Tokenized commodities: Plans are underway to tokenize commodities like oil, cotton, or timber — pairing them with USD1 to trade them under trustable, blockchain-based systems.
Crypto treasury: World Liberty set up a $1.5B “crypto treasury” via a partnership with a Nasdaq-listed blockchain firm, using WLFI tokens to fund growth, buybacks, and debt coverage.
This ambitious model comes with some red flags:
Insider concentration: A large share of WLFI is held by insiders (Trump family). Though WLFI’s terms try to limit influence by any one wallet, the concentration remains a governance risk.
Illiquid tokens: Many real-world asset tokens struggle with low trading volume. Even if ownership is fractionalized, it may not be easy to exit positions.
Regulatory scrutiny: WLFI blurs lines. With Trump family involvement, large token allocations, and real estate assets, the potential for conflict of interest and scrutiny from regulators is high.
Valuation volatility: Early gains were massive, but price swings are severe — what’s on paper today might evaporate tomorrow.

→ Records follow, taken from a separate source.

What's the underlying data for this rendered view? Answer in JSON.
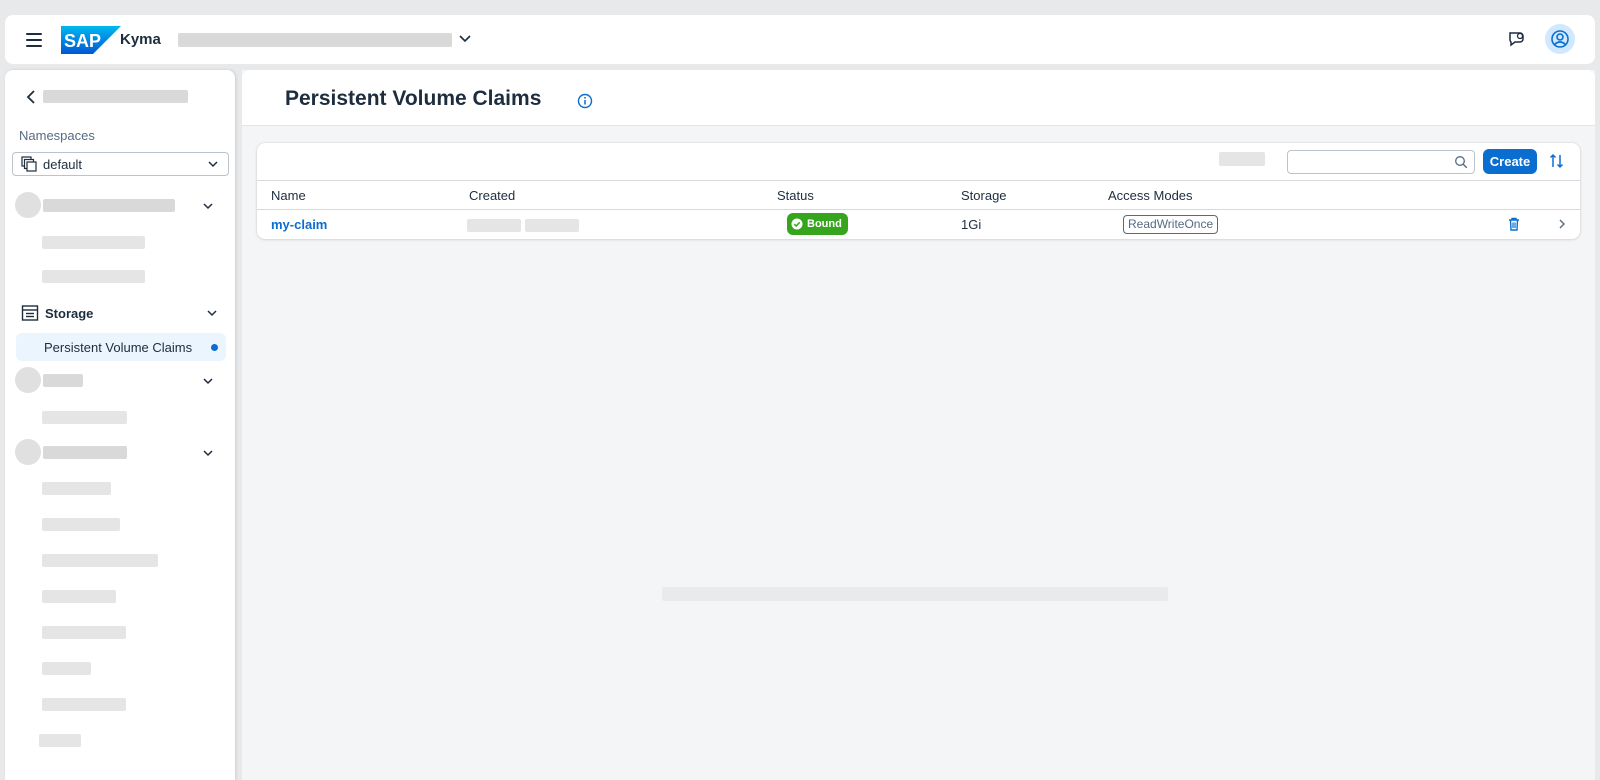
{
  "shell": {
    "brand_logo": "SAP",
    "product_name": "Kyma",
    "icons": {
      "menu": "hamburger-icon",
      "cluster_switch": "chevron-down-icon",
      "feedback": "feedback-icon",
      "user": "user-avatar-icon"
    }
  },
  "sidebar": {
    "namespaces_label": "Namespaces",
    "namespace_value": "default",
    "storage_group_label": "Storage",
    "active_item_label": "Persistent Volume Claims"
  },
  "page": {
    "title": "Persistent Volume Claims"
  },
  "toolbar": {
    "search_value": "",
    "create_label": "Create"
  },
  "table": {
    "columns": [
      "Name",
      "Created",
      "Status",
      "Storage",
      "Access Modes"
    ],
    "rows": [
      {
        "name": "my-claim",
        "status": "Bound",
        "storage": "1Gi",
        "access_modes": "ReadWriteOnce"
      }
    ]
  },
  "colors": {
    "accent": "#0a6ed1",
    "status_positive": "#36a41d",
    "brand_blue": "#0070f2"
  }
}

Execution risk: Tokenizing real estate, stablecoin issuance, and crypto finance all require strong legal, technical, and financial execution. Any weak link could derail the model.
WLFI reflects a new phase in crypto: combining real-world assets, governance, stablecoins, and public figures. If successful, it could redefine access to luxury assets, reshape how wealth is tokenized, and bring more traditional investors into blockchain.
But WLFI’s trajectory will test whether tokenization is more than hype — whether markets, regulation, and infrastructure can support the vision. It’s a high-stakes experiment at the intersection of power, money, and innovation.